Elle souriait souvent au vent, aux odeurs, aux fleurs, même à ce petit brin d'herbe qui se tordait le cou dans une crevasse du béton. Elle souriait aussi au chauffeur qui presque chaque matin, de pluie ou de soleil, de neige et de tempête, la déposait à l'angle des rues Cooko et Chénier. On raconte même dans le pays que des travailleurs de la C.I.P. allongeaient leur parcours parfois, juste pour le plaisir de cueillir son sourire.

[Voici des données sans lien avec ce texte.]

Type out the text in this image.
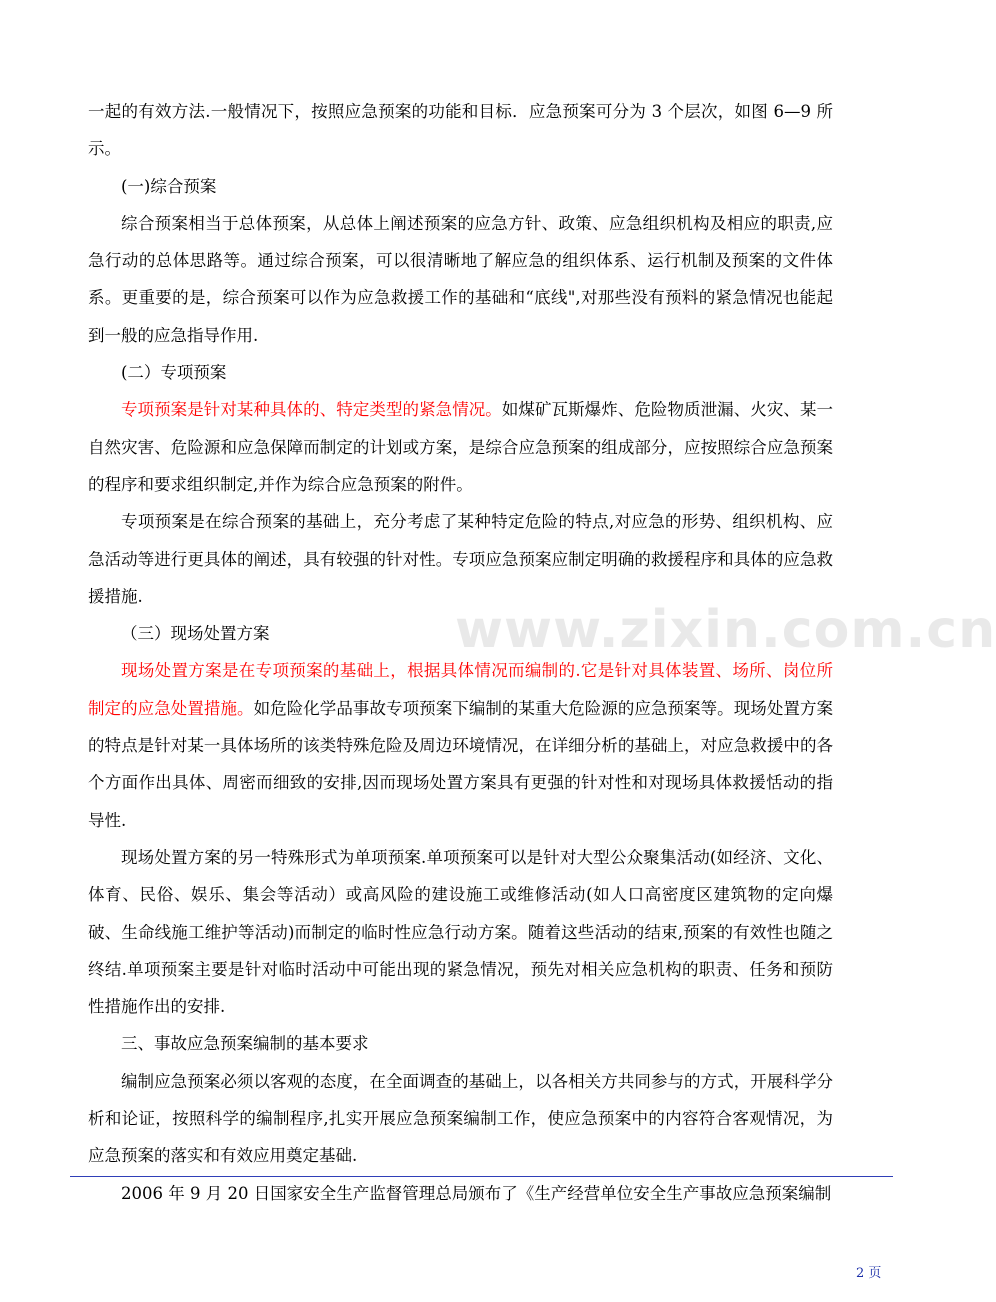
www.zixin.com.cn

一起的有效方法.一般情况下，按照应急预案的功能和目标．应急预案可分为 3 个层次，如图 6—9 所示。

(一)综合预案

综合预案相当于总体预案，从总体上阐述预案的应急方针、政策、应急组织机构及相应的职责,应急行动的总体思路等。通过综合预案，可以很清晰地了解应急的组织体系、运行机制及预案的文件体系。更重要的是，综合预案可以作为应急救援工作的基础和“底线",对那些没有预料的紧急情况也能起到一般的应急指导作用.

(二）专项预案

专项预案是针对某种具体的、特定类型的紧急情况。如煤矿瓦斯爆炸、危险物质泄漏、火灾、某一自然灾害、危险源和应急保障而制定的计划或方案，是综合应急预案的组成部分，应按照综合应急预案的程序和要求组织制定,并作为综合应急预案的附件。

专项预案是在综合预案的基础上，充分考虑了某种特定危险的特点,对应急的形势、组织机构、应急活动等进行更具体的阐述，具有较强的针对性。专项应急预案应制定明确的救援程序和具体的应急救援措施.

（三）现场处置方案

现场处置方案是在专项预案的基础上，根据具体情况而编制的.它是针对具体装置、场所、岗位所制定的应急处置措施。如危险化学品事故专项预案下编制的某重大危险源的应急预案等。现场处置方案的特点是针对某一具体场所的该类特殊危险及周边环境情况，在详细分析的基础上，对应急救援中的各个方面作出具体、周密而细致的安排,因而现场处置方案具有更强的针对性和对现场具体救援恬动的指导性.

现场处置方案的另一特殊形式为单项预案.单项预案可以是针对大型公众聚集活动(如经济、文化、体育、民俗、娱乐、集会等活动）或高风险的建设施工或维修活动(如人口高密度区建筑物的定向爆破、生命线施工维护等活动)而制定的临时性应急行动方案。随着这些活动的结束,预案的有效性也随之终结.单项预案主要是针对临时活动中可能出现的紧急情况，预先对相关应急机构的职责、任务和预防性措施作出的安排.

三、事故应急预案编制的基本要求

编制应急预案必须以客观的态度，在全面调查的基础上，以各相关方共同参与的方式，开展科学分析和论证，按照科学的编制程序,扎实开展应急预案编制工作，使应急预案中的内容符合客观情况，为应急预案的落实和有效应用奠定基础.

2006 年 9 月 20 日国家安全生产监督管理总局颁布了《生产经营单位安全生产事故应急预案编制

2 页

Vêtue de son sarreau blanc, non elle n'était pas vampire et jamais ne touchait une aiguille. Elle vous promenait dans les corridors, d'une étage à l'autre et devant la porte de l'ascenseur, vous injectait son sourire qui faisait l'effet d'un calmant et coulait si doucement en vous que vous étiez presque heureux de ce petit malaise, cette nausée, ce pied enflé qui vous avait traîné dans ces lieux. Toujours sous son magnétisme, vous entriez confiant, vêtu d'une jaquette bleue avec cette fente dans le dos, dans la salle sombre, histoire d'immortaliser un peu de votre anatomie dans les archives de cet hôpital.

Puis elle vous conduisait dans l'attente de cette autre salle où trois fois par semaine, sans même vous interpeller , elle vous offrait son sourire que chacun suivait allégrement. Ce sourire , d'une douceur presque mystérieuse vous énergisait .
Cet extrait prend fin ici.